This misses the point of my comment. When you put faith in malloc, you're putting hope in a lot of heuristics that may or may not degenerate for your particular workload. Windows is an outlier with how bad it is, but that should largely be irrelevant because the code should have already been insulated from the system allocator anyway.
An over-dependence on malloc is one of the first places I look when optimizing old C++ codebases, even on Linux and Darwin. Degradation on Linux + macOS is still there, but more insidious because the default is so good that simple apps don't see it.
Except that I'd guess that there is no "good" case in the case for MSVCRT's malloc. You shouldn't assume malloc is free, but you should also be able to assume it won't be horrifyingly slow. Just as much as you should be able to rely on "x*y" not compiling to an addition loop over 0..y (which might indeed be very fast when y is 0).

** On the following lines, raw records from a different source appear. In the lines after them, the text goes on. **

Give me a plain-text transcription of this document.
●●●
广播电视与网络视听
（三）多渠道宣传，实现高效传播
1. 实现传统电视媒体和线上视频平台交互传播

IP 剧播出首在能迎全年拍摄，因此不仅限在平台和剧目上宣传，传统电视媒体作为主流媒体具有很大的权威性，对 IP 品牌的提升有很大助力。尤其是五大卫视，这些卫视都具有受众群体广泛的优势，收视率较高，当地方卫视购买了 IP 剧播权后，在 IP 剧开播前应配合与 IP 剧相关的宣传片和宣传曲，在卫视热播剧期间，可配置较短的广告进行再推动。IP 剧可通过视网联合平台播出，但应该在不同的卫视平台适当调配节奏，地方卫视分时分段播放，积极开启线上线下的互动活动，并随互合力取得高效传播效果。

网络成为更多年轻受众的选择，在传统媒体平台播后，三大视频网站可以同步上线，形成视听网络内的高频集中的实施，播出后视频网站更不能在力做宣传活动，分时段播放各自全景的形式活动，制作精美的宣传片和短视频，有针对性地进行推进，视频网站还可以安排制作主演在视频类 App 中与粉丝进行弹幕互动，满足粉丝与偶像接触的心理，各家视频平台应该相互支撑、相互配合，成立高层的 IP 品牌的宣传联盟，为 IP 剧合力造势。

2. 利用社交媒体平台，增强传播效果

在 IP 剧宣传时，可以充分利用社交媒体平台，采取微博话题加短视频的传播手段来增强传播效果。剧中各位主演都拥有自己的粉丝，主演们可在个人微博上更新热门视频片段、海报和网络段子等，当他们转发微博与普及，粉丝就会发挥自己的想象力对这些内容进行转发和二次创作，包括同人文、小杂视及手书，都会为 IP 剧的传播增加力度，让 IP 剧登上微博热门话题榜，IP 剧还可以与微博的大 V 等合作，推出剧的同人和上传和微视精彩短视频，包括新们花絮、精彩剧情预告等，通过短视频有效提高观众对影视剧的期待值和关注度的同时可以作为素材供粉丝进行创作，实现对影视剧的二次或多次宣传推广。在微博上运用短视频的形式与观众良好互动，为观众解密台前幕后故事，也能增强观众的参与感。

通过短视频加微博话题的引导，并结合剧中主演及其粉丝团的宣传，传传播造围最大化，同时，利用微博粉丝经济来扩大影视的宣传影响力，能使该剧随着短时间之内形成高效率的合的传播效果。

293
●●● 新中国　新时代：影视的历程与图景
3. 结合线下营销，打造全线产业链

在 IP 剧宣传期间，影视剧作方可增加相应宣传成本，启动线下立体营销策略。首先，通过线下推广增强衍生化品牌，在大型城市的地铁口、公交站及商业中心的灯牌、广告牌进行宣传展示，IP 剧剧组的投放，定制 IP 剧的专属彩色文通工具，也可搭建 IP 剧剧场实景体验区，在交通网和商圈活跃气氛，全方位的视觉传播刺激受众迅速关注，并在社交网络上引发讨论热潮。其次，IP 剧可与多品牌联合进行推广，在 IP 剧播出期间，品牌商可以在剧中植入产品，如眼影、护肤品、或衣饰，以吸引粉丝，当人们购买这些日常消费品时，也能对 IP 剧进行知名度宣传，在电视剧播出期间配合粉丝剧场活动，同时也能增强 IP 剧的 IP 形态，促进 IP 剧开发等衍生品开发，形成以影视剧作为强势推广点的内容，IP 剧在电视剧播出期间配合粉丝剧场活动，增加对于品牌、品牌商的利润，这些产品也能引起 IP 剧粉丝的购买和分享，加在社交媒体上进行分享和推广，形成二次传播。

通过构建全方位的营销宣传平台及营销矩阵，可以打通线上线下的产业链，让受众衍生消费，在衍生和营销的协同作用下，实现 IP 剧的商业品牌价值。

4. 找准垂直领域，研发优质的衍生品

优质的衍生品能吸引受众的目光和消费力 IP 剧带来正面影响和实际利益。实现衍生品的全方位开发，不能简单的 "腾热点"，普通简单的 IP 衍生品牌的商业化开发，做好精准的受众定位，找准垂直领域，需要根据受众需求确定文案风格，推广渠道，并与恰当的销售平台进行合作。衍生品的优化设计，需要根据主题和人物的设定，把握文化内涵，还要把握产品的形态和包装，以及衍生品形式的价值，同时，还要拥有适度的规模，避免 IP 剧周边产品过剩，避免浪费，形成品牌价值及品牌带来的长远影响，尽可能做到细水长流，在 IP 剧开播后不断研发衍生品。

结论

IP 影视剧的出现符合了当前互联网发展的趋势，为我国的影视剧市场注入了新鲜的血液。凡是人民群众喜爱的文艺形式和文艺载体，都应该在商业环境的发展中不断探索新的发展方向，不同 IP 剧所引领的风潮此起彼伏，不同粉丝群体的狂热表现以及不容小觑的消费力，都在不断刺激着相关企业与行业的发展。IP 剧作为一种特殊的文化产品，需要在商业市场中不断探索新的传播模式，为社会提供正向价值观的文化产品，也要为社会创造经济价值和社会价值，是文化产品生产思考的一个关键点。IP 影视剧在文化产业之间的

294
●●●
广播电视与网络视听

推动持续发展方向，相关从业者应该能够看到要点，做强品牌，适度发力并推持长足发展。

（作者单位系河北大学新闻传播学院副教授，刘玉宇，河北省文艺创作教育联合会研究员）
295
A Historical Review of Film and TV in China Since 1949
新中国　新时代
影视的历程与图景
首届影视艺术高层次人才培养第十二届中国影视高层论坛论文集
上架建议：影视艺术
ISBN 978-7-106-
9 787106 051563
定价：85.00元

Yes, this unfortunately isn't the reality MSVCRT is in, but it is quite a reasonable expectation.
It's unreasonable to assume that an stdlib must be designed around performance to any capacity. For most software, the priorities for the stdlib are 1) existing, 2) being bug/vulnerability free, and likely, in the Windows case given Microsoft's tradition, 3) being functionally identical to the version they shipped originally. Linux and macOS have much more flexibility to choose a different set of priorities (the former, through ecosystem competition and the latter through a willingness to break applications and a dependence on malloc for objc), so it's not at all a fair comparison. The fact that malloc doesn't return null all the time is a miracle enough for many embedded platforms, for example, so it's not exclusively a Windows concern. Environments emphasizing security in particular might be even slower.
Multiplication is not a great argument... There's a long history of hardware that doesn't have multipliers. Would I complain about that hardware being bad? No, because I'd take a step back and ask what their priorities were and accept that different hardware has different priorities so I should be prepared to not depend on them. Same thing with standard libraries. You can't always assume the default allocator smiles kindly on your application.
I don't see a reason for the stdlib to be considered in a different way from the base language is all I'm saying. For most C programmers, the distinction between the stdlib and the base language isn't even a consideration. Thinking most software doesn't heavily rely on malloc (and the rest of the stdlib) being fast is stupid.
Even on hardware without a multiplier you'd do a shift-based version, with log_2(max_value) iterations. What's unreasonable is "for (int i = 0; i < y; i++) res+= x;". If there truly were no way to do a shift, then, sure, I'd accept the loop; but I definitely would be pretty mad at a compiler if it generated a loop for multiplication on x86_64. And I think it's reasonable to be mad at the stdlib being purposefully outdated too (even if there is a (bad) reason for it).
C and C++ are some of the few languages where the spec goes out of its way to not depend on an allocator, for good reason, and this is well after you've accounted for the majority of the code that, hopefully, doesn't need to do memory allocation at all. The fact that many programmers don't care is an indication that most code in most C or C++ software is not written with performance in mind. And that's (sometimes) fine. LLVM has a good ecosystem reason to use C++, for example, and it's well known in the compiler space that LLVM is not fast. Less recently, for a long time C and C++ were considered high level languages, meaning lots of software was written in it without consideration of performance. But criticizing the default implementation's performance absent a discussion of its priorities when you have all the power to not be bottlenecked in it anyway is just silly.
The fact that you should avoid allocation when possible has absolutely nothing to do with how fast allocation should be when you need it. And code not written with performance in mind should still be as fast as reasonably possible by default.
I would assume that quite a few people actually trying to write fast code would just assume that malloc, being provided to you by your OS, would be in the best position to know how to be fast. Certainly microsoft has the resources to optimize the two most frequently invoked functions in most C/C++ codebases, at least more than you yourself would.
MSVCRT being stuck with the current extremely slow thing, even if there are truly good reasonable reasons, is still a horrible situation to be in.
There isn't really a "system malloc on Linux". Many distributions come with the GNU allocator based on ptmalloc2, but there is no particular reason that a distro could not come out of the box with any other allocator. The world's most widespread Linux distribution uses LLVM's Scudo allocator. Alpine Linux comes with musl's (unbelievably slow) allocator, although it is possible to rebuild it with mimalloc.